Welche Herausforderungen ergeben sie durch Demenz für die Gesellschaft?
Herrmann Zunächst stellt sich die Frage der Pflegebedürftigkeit, und wie die Familie das stemmen kann . . .
Amann . . . sowohl menschlich als auch finanziell.
Herrmann Wenn beispielsweise ein verwitweter Elternteil erkrankt, dann stellt sich für die Kinder auch die Frage der Vereinbarkeit von Pflege und Beruf.
Amann Eine große Herausforderung ist aber auch die gesellschaftliche Akzeptanz. Leider ist Demenz in weiten Teilen ein Tabuthema und schambesetzt. Das erschwert den Umgang zusätzlich.
Und auch ein Grund, warum Betroffene sich zurückziehen?
Amann Ja, denn sie fühlen sich ständig abgelehnt.
Herrmann In einer Gesellschaft, in der vieles einfach funktionieren muss, stört Demenz extrem . . .
Amann . . . wenn es uns nicht gelingt einen anderen Blick darauf zu bekommen. Es braucht eine gewisse Toleranz. Herrmann Etwa kann es sein, dass sich jemand nicht mehr so korrekt anzieht und sich beim Essen in einer Gaststätte nicht mehr so sittsam benimmt, die Etikette nicht mehr so stimmt.

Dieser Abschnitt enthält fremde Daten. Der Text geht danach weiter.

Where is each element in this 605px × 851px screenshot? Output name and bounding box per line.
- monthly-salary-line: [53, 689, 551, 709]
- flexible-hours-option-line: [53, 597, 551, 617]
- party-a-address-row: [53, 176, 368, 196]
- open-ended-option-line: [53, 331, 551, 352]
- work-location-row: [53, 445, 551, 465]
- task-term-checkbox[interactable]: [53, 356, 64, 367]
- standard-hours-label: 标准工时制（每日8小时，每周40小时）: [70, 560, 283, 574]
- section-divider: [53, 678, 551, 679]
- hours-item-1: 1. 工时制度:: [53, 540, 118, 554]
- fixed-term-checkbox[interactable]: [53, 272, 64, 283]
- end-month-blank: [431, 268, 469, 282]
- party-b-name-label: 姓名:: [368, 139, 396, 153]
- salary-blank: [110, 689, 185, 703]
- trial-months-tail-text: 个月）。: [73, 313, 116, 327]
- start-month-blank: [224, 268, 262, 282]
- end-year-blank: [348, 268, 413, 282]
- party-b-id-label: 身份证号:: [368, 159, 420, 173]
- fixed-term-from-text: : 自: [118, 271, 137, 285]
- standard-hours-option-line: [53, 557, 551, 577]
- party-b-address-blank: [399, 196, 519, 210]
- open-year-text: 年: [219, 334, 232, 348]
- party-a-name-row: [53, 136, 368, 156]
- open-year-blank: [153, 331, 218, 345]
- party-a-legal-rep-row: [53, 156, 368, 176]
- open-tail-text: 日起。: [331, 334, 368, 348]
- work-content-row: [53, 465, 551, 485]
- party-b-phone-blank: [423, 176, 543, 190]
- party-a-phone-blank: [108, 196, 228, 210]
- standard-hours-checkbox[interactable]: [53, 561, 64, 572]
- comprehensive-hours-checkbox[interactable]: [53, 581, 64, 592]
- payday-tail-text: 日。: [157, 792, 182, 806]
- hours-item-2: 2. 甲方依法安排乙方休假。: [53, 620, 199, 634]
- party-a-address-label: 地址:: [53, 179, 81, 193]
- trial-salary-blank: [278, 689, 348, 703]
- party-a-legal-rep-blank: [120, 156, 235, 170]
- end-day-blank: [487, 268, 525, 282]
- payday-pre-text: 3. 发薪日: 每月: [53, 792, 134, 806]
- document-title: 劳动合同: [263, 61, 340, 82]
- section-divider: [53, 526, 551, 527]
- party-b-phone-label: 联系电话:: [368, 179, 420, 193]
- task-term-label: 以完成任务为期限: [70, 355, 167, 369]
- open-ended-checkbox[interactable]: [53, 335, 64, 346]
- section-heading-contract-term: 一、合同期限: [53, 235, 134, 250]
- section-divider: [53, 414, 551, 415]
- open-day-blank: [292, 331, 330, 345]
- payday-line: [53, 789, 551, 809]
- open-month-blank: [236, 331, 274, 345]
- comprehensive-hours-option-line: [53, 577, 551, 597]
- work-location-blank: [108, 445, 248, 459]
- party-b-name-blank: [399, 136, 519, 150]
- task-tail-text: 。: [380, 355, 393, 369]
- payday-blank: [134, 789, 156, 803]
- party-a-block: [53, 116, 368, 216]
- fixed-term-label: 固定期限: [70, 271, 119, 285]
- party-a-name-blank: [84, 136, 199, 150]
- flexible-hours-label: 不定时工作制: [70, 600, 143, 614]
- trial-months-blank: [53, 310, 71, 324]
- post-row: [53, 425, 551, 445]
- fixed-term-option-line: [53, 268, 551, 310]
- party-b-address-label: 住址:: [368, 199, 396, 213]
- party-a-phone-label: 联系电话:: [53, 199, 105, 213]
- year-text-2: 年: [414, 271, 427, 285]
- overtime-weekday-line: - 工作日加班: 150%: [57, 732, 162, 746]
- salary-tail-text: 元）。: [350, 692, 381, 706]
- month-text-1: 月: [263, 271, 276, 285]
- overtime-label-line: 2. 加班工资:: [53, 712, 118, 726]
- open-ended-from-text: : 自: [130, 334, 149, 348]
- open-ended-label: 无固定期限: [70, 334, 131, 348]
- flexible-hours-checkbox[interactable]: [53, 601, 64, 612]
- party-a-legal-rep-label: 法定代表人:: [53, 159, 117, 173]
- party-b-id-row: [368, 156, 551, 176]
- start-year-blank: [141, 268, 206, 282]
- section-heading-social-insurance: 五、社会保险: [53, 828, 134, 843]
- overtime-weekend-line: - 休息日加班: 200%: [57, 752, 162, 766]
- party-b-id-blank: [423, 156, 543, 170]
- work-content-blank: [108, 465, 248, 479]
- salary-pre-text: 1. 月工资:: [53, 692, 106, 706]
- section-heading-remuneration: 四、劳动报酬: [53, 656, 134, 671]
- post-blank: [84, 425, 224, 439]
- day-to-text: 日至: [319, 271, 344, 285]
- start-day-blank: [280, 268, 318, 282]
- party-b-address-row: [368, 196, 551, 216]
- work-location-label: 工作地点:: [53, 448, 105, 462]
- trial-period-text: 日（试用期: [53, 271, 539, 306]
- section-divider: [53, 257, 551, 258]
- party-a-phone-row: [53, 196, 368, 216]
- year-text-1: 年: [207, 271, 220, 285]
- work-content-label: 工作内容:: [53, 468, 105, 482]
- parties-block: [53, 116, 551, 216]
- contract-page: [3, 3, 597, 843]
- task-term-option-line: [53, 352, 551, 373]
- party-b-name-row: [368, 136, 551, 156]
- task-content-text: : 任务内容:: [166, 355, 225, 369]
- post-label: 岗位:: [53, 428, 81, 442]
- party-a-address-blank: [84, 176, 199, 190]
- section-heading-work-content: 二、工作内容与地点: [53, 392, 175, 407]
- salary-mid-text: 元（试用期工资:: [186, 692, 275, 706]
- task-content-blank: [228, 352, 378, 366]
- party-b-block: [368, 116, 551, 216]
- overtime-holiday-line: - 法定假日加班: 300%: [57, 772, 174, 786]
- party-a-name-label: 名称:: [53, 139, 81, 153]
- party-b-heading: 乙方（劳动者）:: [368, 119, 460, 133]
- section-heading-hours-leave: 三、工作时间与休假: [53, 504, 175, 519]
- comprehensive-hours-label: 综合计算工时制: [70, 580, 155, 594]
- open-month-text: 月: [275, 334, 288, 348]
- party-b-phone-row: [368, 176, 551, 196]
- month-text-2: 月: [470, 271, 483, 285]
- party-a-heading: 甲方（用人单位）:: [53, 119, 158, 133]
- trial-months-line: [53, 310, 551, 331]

Amann Weil einfach das Wissen, wie man sich benimmt, vergessen ist.
Was sind noch Anzeichen?
Amann In der Regel merken es Angehörige daran, dass Termine vergessen, Dinge verlegt werden, Schlüssel sich etwa im Kühlschrank oder im Bett wieder finden. Und so etwas gehäuft auftritt.
Herrmann In der Medizin unterscheidet man dazu die Bereiche Kognition, Alltagsbewältigung und Verhalten. Wenn sich in diesen länger als sechs Monate Veränderungen zeigen, ist es an der Zeit, den Hausarzt zu besuchen, um die Ursache abklären zu lassen.
Wie sollte man reagieren, wenn man auf der Straße eine verwirrte Person antrifft, die möglicher Weise dement ist?
Amann Man sollte denjenigen ganz freundliche ansprechen, ob man ihm eventuell helfen kann, versuchen in einen Dialog reinzukommen, um zu erfahren, wo derjenige hingehört. Und wenn man dabei überhaupt nichts ergründen kann, dann darf man sich auch an die Polizei wenden.